As the customary (Western) sources of “personnel” dries up, pressure is put on other parts of the world to supply key people for international roles, as well as for key leadership, administration and teaching roles in its international institutions.  Even if we don’t have people readily available, we in Asia Pacific are still expected to supply them.
All this demonstrates the need for greater cooperation across provinces in distributing personnel according to the needs, as well as a re-evaluation of our governance arrangements.
It would be wasteful and inappropriate to maintain the same support services for a body of 100 that were formally deployed to back up say 400 Jesuits.   It is also timely to review our province frontiers, which through convenience and historical circumstance, are contiguous with national boundaries.
As an international body, we should not remain cocooned in provincial arrangements developed in a former era.  Although national identities and local insertion frequently lead to efficiencies, local enculturation and a universal vision are not mutually exclusive. Teams and communities of Jesuits and their collaborators are frequently international in character and can be deeply inserted in very localised cultural settings.        
In parts of the world where there has been dramatic demographic change among Jesuits, there have been some interesting examples of re-organisation.  Five or six Spanish provinces are becoming one.  The 10 provinces of the United States are re-configuring their ways of cooperating and halving the number of support centres that handle finances, personnel support and apostolic planning.  The Jesuits in the Scandinavian countries, Germany, Austria and Switzerland, at one stage four or five separate Jesuit provinces, cooperate now in apostolic planning.  Ireland, Britain, Netherlands and the Flemish speaking Jesuits from Belgium are evolving a cooperative structure.
In Asia Pacific, which is perhaps the most diverse part of the Society in terms of languages, cultures and political entities, cooperation among provinces has been impressive.  Examples of common projects include a recent agreement for mutual support between Japan and Korea and the adoption by Korea of the mission in Cambodia.  Vietnamese Jesuits have worked in a Korean centre that supports migrant workers.  
There is the traditional witness throughout Asia Pacific of those who go as missionaries to live with another people.
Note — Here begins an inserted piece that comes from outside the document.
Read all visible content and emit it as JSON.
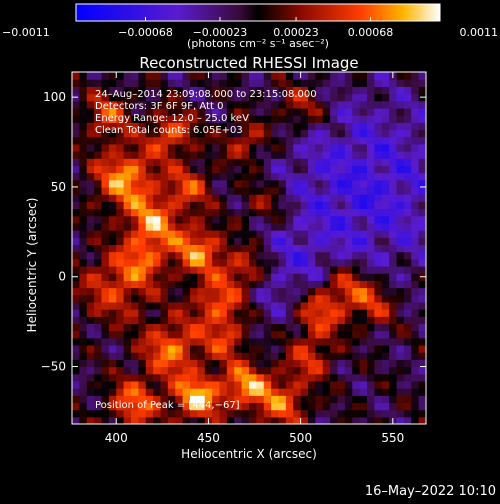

Many Australian, Indonesian and Korean Jesuits serve on missions outside their countries of origin, and a great number of the Jesuits serving in Cambodia, Thailand, Micronesia, Timor Leste, Myanmar, China and Japan are from abroad.
The major factor, however, must be the re-emphasis given by GC 35 to the Society as “a universal body in service of a universal mission”.  Numbers may be relevant, but the mission is far more important.  The mission is universal and the body that serves this mission is universal. No one can or should completely slough off national identity, but our identity as Jesuits gives us reason to go beyond national or local boundaries. Jesuit identity should trump national identity.  Fr Arrupe foresaw this 40 years ago, when at GC 31 he called on Jesuits to “break down the walls between the provinces”.
Ignatius did not want the Society to be the biggest or most prestigious religious community.  He wanted a body of men prepared and disposed to go wherever the need is greatest.  This perception influences greatly how we undertake our mission in today’s world and how we prepare for it.